I’m not really worried about what normal does, really (which is good, since I can’t name normal). I embraced a philosophy rejecting whatever it is that occupies “normal” in my head many, many long years ago (anyone who remembers the pink hat–and, god forbid, the pink dress from yon about age 13 or the zebra obsession–I apologize here and now for the visual assaults you survived–probably also recalls that–assuming you didn’t block the horror– that I relished the whole “Why be Normal?” bit). An since I don’t have a flaming clue what constitutes normal and have no real ability nor reason to try to assess the relative normal of anyone else, I can’t be worried about it. Curious, obsessive, and occasionally giggly, but not worried.
And then there is honesty, which is the heart of the first step. I realized, listening to scores of speakers of late, that I’m not sure I can tell my story honestly. I’m not even sure I know what my story is, I’ve spun so many evasions about who and how and why and what I did. How sick is that? I feel not just a bit like that that pink-behatted 13 -year-old: who the heck am I, and how did I get here?* I have to be able to tell my story–warts, frogs, unicorns and all–I know that. I’m just nor sure how, nor am I sure where to begin. And, despite typing endless confessions here, I think I’m scared to death of my own story–I’m afraid not just of what someone else might think of me for it, but I’m terrified of what I’ll think of myself.

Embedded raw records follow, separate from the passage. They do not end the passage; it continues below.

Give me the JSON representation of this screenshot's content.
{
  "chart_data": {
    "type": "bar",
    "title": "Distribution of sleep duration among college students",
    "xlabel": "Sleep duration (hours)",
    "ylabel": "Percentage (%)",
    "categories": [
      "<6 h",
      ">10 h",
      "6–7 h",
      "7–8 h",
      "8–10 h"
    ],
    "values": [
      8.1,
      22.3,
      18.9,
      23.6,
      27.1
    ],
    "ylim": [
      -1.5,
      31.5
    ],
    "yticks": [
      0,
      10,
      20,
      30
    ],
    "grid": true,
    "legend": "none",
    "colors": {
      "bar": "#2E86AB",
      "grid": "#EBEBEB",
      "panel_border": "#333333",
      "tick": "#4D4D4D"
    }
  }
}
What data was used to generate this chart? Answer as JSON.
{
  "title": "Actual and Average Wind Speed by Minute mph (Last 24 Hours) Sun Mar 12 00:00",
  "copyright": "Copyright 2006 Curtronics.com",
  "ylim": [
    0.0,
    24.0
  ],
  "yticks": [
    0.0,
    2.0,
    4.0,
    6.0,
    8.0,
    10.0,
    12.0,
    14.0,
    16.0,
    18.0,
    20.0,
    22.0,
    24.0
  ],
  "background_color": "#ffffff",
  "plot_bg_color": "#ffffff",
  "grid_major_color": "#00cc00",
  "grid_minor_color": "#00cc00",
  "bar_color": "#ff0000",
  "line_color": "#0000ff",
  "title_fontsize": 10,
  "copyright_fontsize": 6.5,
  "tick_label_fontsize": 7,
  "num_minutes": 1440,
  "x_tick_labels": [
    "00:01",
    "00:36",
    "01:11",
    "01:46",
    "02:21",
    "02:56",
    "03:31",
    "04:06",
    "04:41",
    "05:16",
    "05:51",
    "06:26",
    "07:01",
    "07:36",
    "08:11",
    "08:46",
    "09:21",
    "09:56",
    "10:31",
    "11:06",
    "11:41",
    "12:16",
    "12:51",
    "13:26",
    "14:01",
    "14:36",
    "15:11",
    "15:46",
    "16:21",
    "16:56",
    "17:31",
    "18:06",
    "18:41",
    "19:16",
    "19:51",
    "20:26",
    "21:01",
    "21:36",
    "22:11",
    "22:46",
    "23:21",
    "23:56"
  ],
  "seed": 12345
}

I recognize my imperfections–hell, much of the time I revel in them (particularly the obsessive streaks), and I know, what with being human and fallible, I’ve done some terrible things to people I care about over the years–while drinking and while sober. I can recall so many times that I said anything–anything at all–to push someone else away–to build a wall and, yes, isolate when I got too uncomfortable or–more often–too comfortable. I am fortunate that some of these good people have seen fit to allow me back in their lives, despite my actions and inactions. Better people than I deserve to have in my life.
So, here I am, day 39 (thank you AA sobriety calculator), scared witless, trying to keep the cotton in mouth and out of the ears, and trying to just think straight, which is definitely not a normal condition for me. Honest confession? I’ve never been more scared of anything in my entire life. While I know I can’t treat recovery as a test that I can study for (er, or not, if we want to be faithful to the student analogy), ace, and forget about, I usually handle fear like this by running straight into whatever it is that scares me (which could be read as good or bad here, depending on whether I phrase this as running to or from recovery–is it recovery or failure that scares me?) and that is not a, as they say, a particularly spiritual (or, often, safe) practice. But, fuck, I am scared stiff this time, because I can’t fail–I can’t forget why I surrendered. I’m pretty sure that I won’t survive another relapse.
*Questions such as this are, I suspect, why 12-Step programs advise against making drastic changes in your life in the first year of sobriety. Wisdom, that one.